Nach der Keimung wird die hohe Luftfeuchtigkeit im geschlossenen Anzuchtkasten nicht mehr benötigt. Die Abdeckung kann nun zunehmend geöffnet und schliesslich entfernt werden. Dadurch verbessert sich gleichzeitig die Luftzirkulation rund um die jungen Pflanzen.

Temperatur reduzieren

Nach erfolgreicher Keimung wird die hohe Substrattemperatur von 24–26 °C nicht mehr benötigt. Für die weitere Entwicklung der jungen Chilipflanzen sind rund 20 °C ausreichend.

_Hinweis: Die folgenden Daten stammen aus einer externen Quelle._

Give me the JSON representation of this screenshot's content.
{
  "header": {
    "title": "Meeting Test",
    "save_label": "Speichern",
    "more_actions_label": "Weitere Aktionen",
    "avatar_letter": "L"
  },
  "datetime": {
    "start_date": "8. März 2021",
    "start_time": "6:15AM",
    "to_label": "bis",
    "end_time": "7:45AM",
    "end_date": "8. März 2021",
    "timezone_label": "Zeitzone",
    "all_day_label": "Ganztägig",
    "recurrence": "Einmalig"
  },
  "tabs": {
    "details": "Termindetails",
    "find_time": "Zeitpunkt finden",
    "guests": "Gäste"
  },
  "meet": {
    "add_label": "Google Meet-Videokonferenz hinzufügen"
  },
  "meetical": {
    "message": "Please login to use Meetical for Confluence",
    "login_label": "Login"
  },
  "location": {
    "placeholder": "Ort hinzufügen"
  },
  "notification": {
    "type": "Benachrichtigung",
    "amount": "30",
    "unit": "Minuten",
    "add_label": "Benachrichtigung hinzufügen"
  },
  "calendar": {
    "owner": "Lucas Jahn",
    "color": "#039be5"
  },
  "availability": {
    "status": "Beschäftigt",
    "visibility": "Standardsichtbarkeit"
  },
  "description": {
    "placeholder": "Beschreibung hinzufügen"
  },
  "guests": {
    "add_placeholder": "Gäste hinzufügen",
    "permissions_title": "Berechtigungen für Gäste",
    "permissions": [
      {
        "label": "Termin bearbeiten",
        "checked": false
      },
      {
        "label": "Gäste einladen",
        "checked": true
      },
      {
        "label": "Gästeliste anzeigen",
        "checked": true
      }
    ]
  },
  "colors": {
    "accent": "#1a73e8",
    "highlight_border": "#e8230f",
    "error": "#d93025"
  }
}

Eine verwendete Heizmatte kann nun entfernt oder entsprechend heruntergeregelt werden.

Jetzt wird Licht wichtig

Nach der Keimung benötigen die jungen Pflanzen vor allem ausreichend Licht. Bei zu wenig Licht wachsen Sämlinge schnell lang und dünn, weil sie sich zur Lichtquelle strecken. Ein heller Standort ist deshalb wichtig.

An intensive direkte Sonneneinstrahlung sollten junge Chilipflanzen jedoch schrittweise gewöhnt werden. Besonders hinter einer Glasscheibe können bei direkter Sonne zudem schnell hohe Temperaturen entstehen.

Vorsichtig mit Nährstoffen beginnen

Für die Aussaat eignet sich eine nährstoffarme Aussaaterde. Sobald sich die Sämlinge weiterentwickeln, steigt jedoch ihr Nährstoffbedarf.

Dann kann vorsichtig mit einer schwach konzentrierten Düngerlösung nachgedüngt werden. Dabei gilt insbesondere bei jungen Chilipflanzen: lieber etwas zurückhaltender düngen als zu viel.

Eine zu hohe Nährstoffkonzentration kann die empfindlichen jungen Pflanzen schädigen. Überdüngung sollte deshalb unbedingt vermieden werden.

Sind die Chilis erfolgreich gekeimt und entwickeln sich zu kräftigen Sämlingen, beginnt die nächste Phase der Anzucht: die Pflege der Jungpflanzen und das erste Umtopfen.